Yes. That is exactly what happened in the genome project. You map your analytical target; you understand it; you get ready to sample it precisely; and at the same time when you're mapping your target, you develop [for instance] a sequencer. That's why I say that the genome project teaches us a lot about how to organize a big science project. In 1989, no one could do high-throughput genome sequencing, but that didn't stop them from talking about the value of such measurements when and should they become possible.
What is the ultimate goal of the project you've proposed? What technology benchmarks do you need to hit for it to be feasible?

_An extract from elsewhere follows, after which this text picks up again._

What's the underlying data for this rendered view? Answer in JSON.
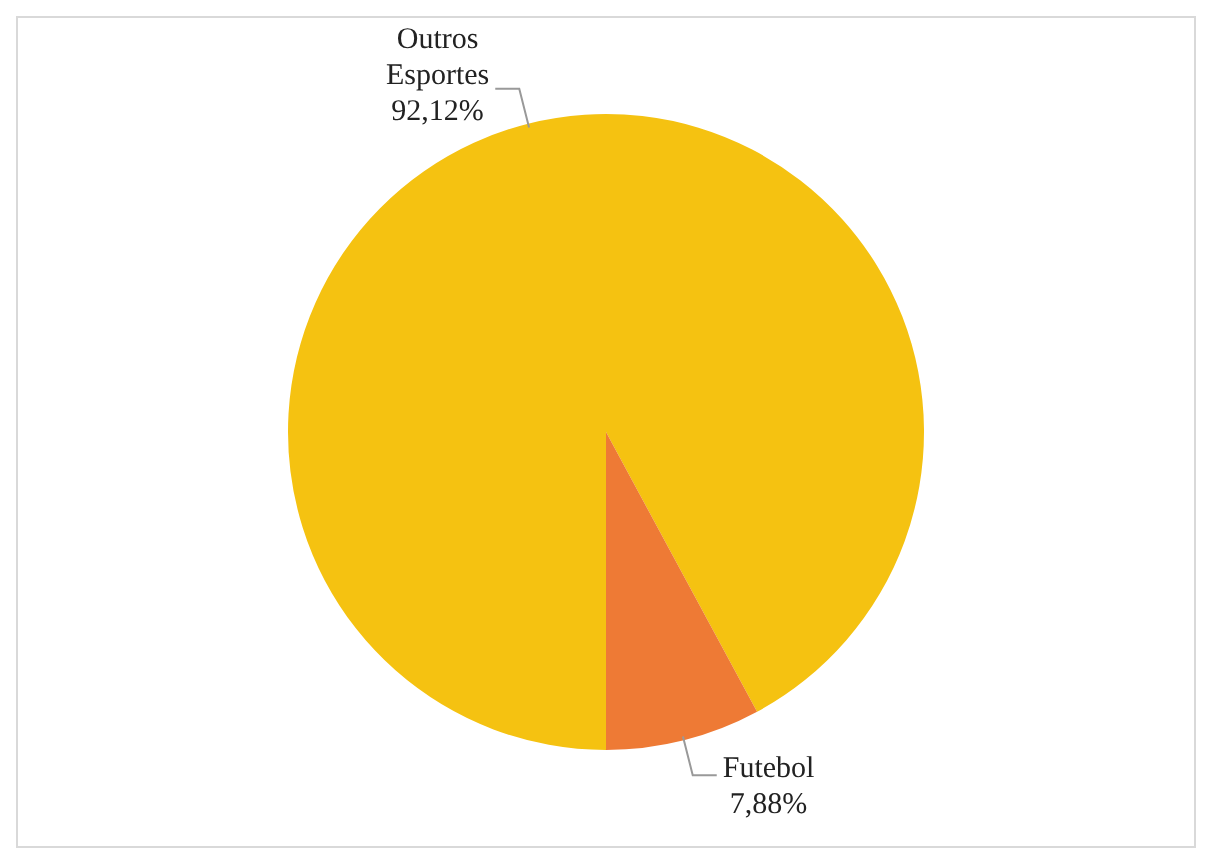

When you can get 250,000 proteoforms detected and quantified for $1 each, and you can do it in [sample sizes of] like 10,000 cells. So far we can get 3,000 proteoforms from roughly 107 cells. Obviously we've got our work cut out for us. But [if] you put people on a focused goal and resource it, it's amazing what the world can respond with.
Those who are at the interface of genomics and proteomics, what they see is disruption in genomics every few years. The market is going this way, the trends are going this way, and then, whoa, three years later the applecart has been upset and we're now talking bananas. Proteomics, [on the other hand,] just kind of bumps along. Iteration is the rule of the day. It's just a slower burn, and I'm in no particular hurry because the world changes only slowly.